Damming the River…

20 04 2008

I am reliably informed by the BBC that today is the 40th anniversary of Enoch Powell’s infamous “Rivers of Blood ” speech. Obviously I was aware of the speech, and the fallout from it, but, like many others I’m guessing, would not have been able to tell you when it was made. Incidently, the name given to the speech is something of a misnomer, as nowhere in the speech did Powell ever say “rivers of blood”, but merely alluded to a passage from Virgil’s Aeneid. But that’s neither here nor there.

As a Black Country boy, I feel almost happy that Powell put Wolverhampton on the map, although I wish it was in better circumstances. I remember the first time I heard the name of Powell. We were in a history lesson and had been asked to do projects on something that interested us. A classmate chose Powell, but it didn’t really register with me the significance of the man.

Obviously he has aroused a huge amount of controversy, both at the time, and since.
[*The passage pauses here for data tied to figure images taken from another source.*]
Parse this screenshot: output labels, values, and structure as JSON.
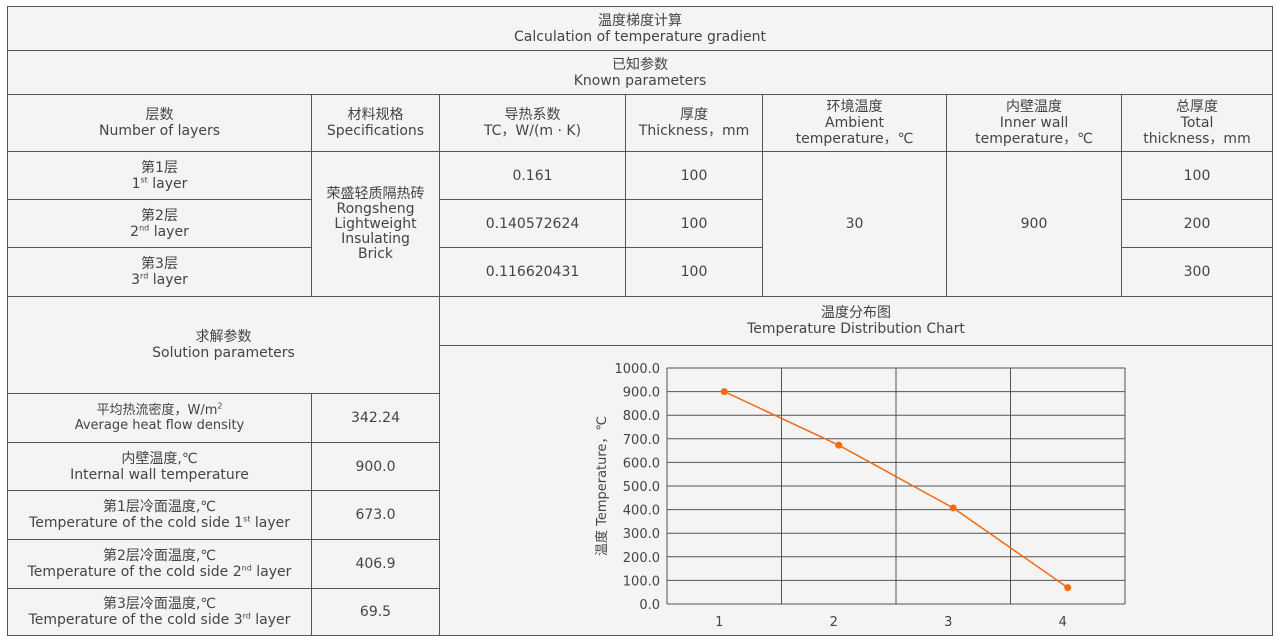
{
  "title": {
    "zh": "温度梯度计算",
    "en": "Calculation of temperature gradient"
  },
  "known": {
    "zh": "已知参数",
    "en": "Known parameters"
  },
  "headers": [
    {
      "zh": "层数",
      "en": "Number of layers"
    },
    {
      "zh": "材料规格",
      "en": "Specifications"
    },
    {
      "zh": "导热系数",
      "en": "TC，W/(m · K)"
    },
    {
      "zh": "厚度",
      "en": "Thickness，mm"
    },
    {
      "zh": "环境温度",
      "en": "Ambient",
      "en2": "temperature，℃"
    },
    {
      "zh": "内壁温度",
      "en": "Inner wall",
      "en2": "temperature，℃"
    },
    {
      "zh": "总厚度",
      "en": "Total",
      "en2": "thickness，mm"
    }
  ],
  "layers": [
    {
      "zh": "第1层",
      "num": "1",
      "sup": "st",
      "en": "layer",
      "tc": "0.161",
      "thickness": "100",
      "total": "100"
    },
    {
      "zh": "第2层",
      "num": "2",
      "sup": "nd",
      "en": "layer",
      "tc": "0.140572624",
      "thickness": "100",
      "total": "200"
    },
    {
      "zh": "第3层",
      "num": "3",
      "sup": "rd",
      "en": "layer",
      "tc": "0.116620431",
      "thickness": "100",
      "total": "300"
    }
  ],
  "material": {
    "zh": "荣盛轻质隔热砖",
    "en1": "Rongsheng",
    "en2": "Lightweight",
    "en3": "Insulating",
    "en4": "Brick"
  },
  "ambient": "30",
  "inner_wall": "900",
  "solution": {
    "zh": "求解参数",
    "en": "Solution parameters",
    "rows": [
      {
        "zh": "平均热流密度，W/m",
        "zh_sup": "2",
        "en": "Average heat flow density",
        "value": "342.24"
      },
      {
        "zh": "内壁温度,℃",
        "en": "Internal wall temperature",
        "value": "900.0"
      },
      {
        "zh": "第1层冷面温度,℃",
        "en": "Temperature of the cold side 1",
        "sup": "st",
        "en_tail": "layer",
        "value": "673.0"
      },
      {
        "zh": "第2层冷面温度,℃",
        "en": "Temperature of the cold side 2",
        "sup": "nd",
        "en_tail": "layer",
        "value": "406.9"
      },
      {
        "zh": "第3层冷面温度,℃",
        "en": "Temperature of the cold side 3",
        "sup": "rd",
        "en_tail": "layer",
        "value": "69.5"
      }
    ]
  },
  "chart_title": {
    "zh": "温度分布图",
    "en": "Temperature Distribution Chart"
  },
  "chart_data": {
    "type": "line",
    "categories": [
      "1",
      "2",
      "3",
      "4"
    ],
    "values": [
      900.0,
      673.0,
      406.9,
      69.5
    ],
    "ylabel": "温度 Temperature，℃",
    "xlabel": "",
    "ylim": [
      0,
      1000
    ],
    "yticks": [
      "0.0",
      "100.0",
      "200.0",
      "300.0",
      "400.0",
      "500.0",
      "600.0",
      "700.0",
      "800.0",
      "900.0",
      "1000.0"
    ],
    "grid": true,
    "color": "#f26b10"
  }
}
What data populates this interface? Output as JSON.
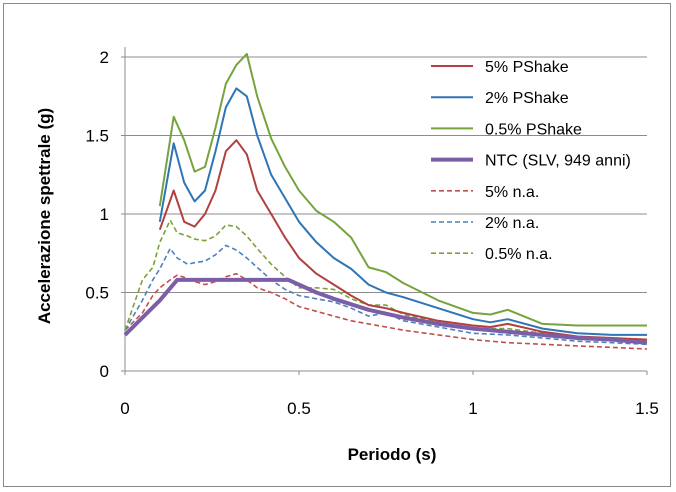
{
  "chart_data": {
    "type": "line",
    "title": "",
    "xlabel": "Periodo (s)",
    "ylabel": "Accelerazione spettrale (g)",
    "xlim": [
      0,
      1.5
    ],
    "ylim": [
      0,
      2
    ],
    "xticks": [
      0,
      0.5,
      1,
      1.5
    ],
    "xtick_labels": [
      "0",
      "0.5",
      "1",
      "1.5"
    ],
    "yticks": [
      0,
      0.5,
      1,
      1.5,
      2
    ],
    "ytick_labels": [
      "0",
      "0.5",
      "1",
      "1.5",
      "2"
    ],
    "grid": "horizontal",
    "legend_position": "right",
    "series": [
      {
        "name": "5% PShake",
        "color": "#b0413e",
        "style": "solid",
        "width": 2,
        "x": [
          0.1,
          0.14,
          0.17,
          0.2,
          0.23,
          0.26,
          0.29,
          0.32,
          0.35,
          0.38,
          0.42,
          0.46,
          0.5,
          0.55,
          0.6,
          0.65,
          0.7,
          0.75,
          0.8,
          0.9,
          1.0,
          1.05,
          1.1,
          1.2,
          1.3,
          1.4,
          1.5
        ],
        "y": [
          0.9,
          1.15,
          0.95,
          0.92,
          1.0,
          1.15,
          1.4,
          1.47,
          1.38,
          1.15,
          1.0,
          0.85,
          0.72,
          0.62,
          0.55,
          0.48,
          0.42,
          0.4,
          0.37,
          0.32,
          0.29,
          0.28,
          0.3,
          0.25,
          0.22,
          0.21,
          0.2
        ]
      },
      {
        "name": "2% PShake",
        "color": "#2e75b6",
        "style": "solid",
        "width": 2,
        "x": [
          0.1,
          0.14,
          0.17,
          0.2,
          0.23,
          0.26,
          0.29,
          0.32,
          0.35,
          0.38,
          0.42,
          0.46,
          0.5,
          0.55,
          0.6,
          0.65,
          0.7,
          0.75,
          0.8,
          0.9,
          1.0,
          1.05,
          1.1,
          1.2,
          1.3,
          1.4,
          1.5
        ],
        "y": [
          0.95,
          1.45,
          1.2,
          1.08,
          1.15,
          1.4,
          1.68,
          1.8,
          1.75,
          1.5,
          1.25,
          1.1,
          0.95,
          0.82,
          0.72,
          0.65,
          0.55,
          0.5,
          0.47,
          0.4,
          0.33,
          0.31,
          0.33,
          0.27,
          0.24,
          0.23,
          0.23
        ]
      },
      {
        "name": "0.5% PShake",
        "color": "#77a33e",
        "style": "solid",
        "width": 2,
        "x": [
          0.1,
          0.14,
          0.17,
          0.2,
          0.23,
          0.26,
          0.29,
          0.32,
          0.35,
          0.38,
          0.42,
          0.46,
          0.5,
          0.55,
          0.6,
          0.65,
          0.7,
          0.75,
          0.8,
          0.9,
          1.0,
          1.05,
          1.1,
          1.2,
          1.3,
          1.4,
          1.5
        ],
        "y": [
          1.05,
          1.62,
          1.47,
          1.27,
          1.3,
          1.55,
          1.83,
          1.95,
          2.02,
          1.75,
          1.48,
          1.3,
          1.15,
          1.02,
          0.95,
          0.85,
          0.66,
          0.63,
          0.56,
          0.45,
          0.37,
          0.36,
          0.39,
          0.3,
          0.29,
          0.29,
          0.29
        ]
      },
      {
        "name": "NTC (SLV, 949 anni)",
        "color": "#7b5ea7",
        "style": "solid",
        "width": 4,
        "x": [
          0,
          0.1,
          0.15,
          0.2,
          0.3,
          0.4,
          0.47,
          0.55,
          0.6,
          0.7,
          0.8,
          0.9,
          1.0,
          1.1,
          1.2,
          1.3,
          1.4,
          1.5
        ],
        "y": [
          0.23,
          0.45,
          0.58,
          0.58,
          0.58,
          0.58,
          0.58,
          0.5,
          0.46,
          0.39,
          0.34,
          0.3,
          0.27,
          0.25,
          0.23,
          0.21,
          0.2,
          0.18
        ]
      },
      {
        "name": "5% n.a.",
        "color": "#c0504d",
        "style": "dashed",
        "width": 1.6,
        "x": [
          0,
          0.05,
          0.08,
          0.1,
          0.13,
          0.15,
          0.18,
          0.2,
          0.23,
          0.26,
          0.29,
          0.32,
          0.35,
          0.38,
          0.42,
          0.46,
          0.5,
          0.55,
          0.6,
          0.65,
          0.7,
          0.75,
          0.8,
          0.9,
          1.0,
          1.1,
          1.2,
          1.3,
          1.4,
          1.5
        ],
        "y": [
          0.26,
          0.37,
          0.48,
          0.53,
          0.58,
          0.61,
          0.59,
          0.57,
          0.55,
          0.57,
          0.6,
          0.62,
          0.58,
          0.53,
          0.5,
          0.46,
          0.41,
          0.38,
          0.35,
          0.32,
          0.3,
          0.28,
          0.26,
          0.23,
          0.2,
          0.18,
          0.17,
          0.16,
          0.15,
          0.14
        ]
      },
      {
        "name": "2% n.a.",
        "color": "#4f81bd",
        "style": "dashed",
        "width": 1.6,
        "x": [
          0,
          0.05,
          0.08,
          0.1,
          0.13,
          0.15,
          0.18,
          0.2,
          0.23,
          0.26,
          0.29,
          0.32,
          0.35,
          0.38,
          0.42,
          0.46,
          0.5,
          0.55,
          0.6,
          0.65,
          0.7,
          0.75,
          0.8,
          0.9,
          1.0,
          1.1,
          1.2,
          1.3,
          1.4,
          1.5
        ],
        "y": [
          0.26,
          0.45,
          0.58,
          0.65,
          0.78,
          0.72,
          0.68,
          0.69,
          0.7,
          0.74,
          0.8,
          0.77,
          0.72,
          0.66,
          0.58,
          0.52,
          0.48,
          0.46,
          0.44,
          0.4,
          0.35,
          0.37,
          0.32,
          0.28,
          0.24,
          0.23,
          0.21,
          0.19,
          0.18,
          0.17
        ]
      },
      {
        "name": "0.5% n.a.",
        "color": "#7aa33a",
        "style": "dashed",
        "width": 1.6,
        "x": [
          0,
          0.05,
          0.08,
          0.1,
          0.13,
          0.15,
          0.18,
          0.2,
          0.23,
          0.26,
          0.29,
          0.32,
          0.35,
          0.38,
          0.42,
          0.46,
          0.5,
          0.55,
          0.6,
          0.65,
          0.7,
          0.75,
          0.8,
          0.9,
          1.0,
          1.1,
          1.2,
          1.3,
          1.4,
          1.5
        ],
        "y": [
          0.26,
          0.58,
          0.66,
          0.82,
          0.96,
          0.88,
          0.86,
          0.84,
          0.83,
          0.86,
          0.93,
          0.92,
          0.86,
          0.78,
          0.68,
          0.6,
          0.53,
          0.53,
          0.52,
          0.46,
          0.42,
          0.42,
          0.36,
          0.31,
          0.27,
          0.27,
          0.24,
          0.21,
          0.2,
          0.2
        ]
      }
    ]
  }
}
I am amazed by the general feelings of support that still float around the place. Just a quick scan through the hits that Google provides indicates to me that the thoughts of Powell still resonate with many people. So was Powell really speaking for the people? Unfortunately I think that he was. At least in the 1960s. I’m not so sure that the views are as prevalent any more. That is not to say they no longer exist, far from it, the small but vocal support for the BNP serves to prove this.

The whole affair though serves to raise an interesting question from a political point of view. Should governments act on behalf of the majority which elected them (generally), even if the issues they are acting upon are morally and ethically flawed? I ask this in light of the “Commonwealth Immigrations Act” which was brought in around the same time as Powell was making his name in politics. The population, generally, responded positivey to the act, although it was, at least according to The Spectator, “one of the most immoral pieces of legislation to have emerged from any British Parliament”. Is this indicative of the government appeasing the voters against the tide of common sense? Or was it a necessary step to avoid unrestricted access to British infrastructure, something which, if remaining unchecked, could have collapsed Britain?

Finally to conclude this brief piece I think it is interesting to note how quickly reputations can be broken. Powell was a hugely intelligent, well-educated, respected man. That he has been portrayed as some idiotic racialist following the speech is, to me at least, wrong. Now I disagree with most of what he said in that speech, but I will not pretend that he was stupid. Which perhaps makes the whole affair worse.

For the moment, the jury remains out on Powell, some see him as an “enormous folk hero, a tribune of Britain’s silent white majority” (Racist Nation? BBC History, March), others see him as a repugnant character, representative of very distinctly right wing approach to immigration. For me, I see him as someone who proved to be ultimately miguided, but who’s head was in the right place.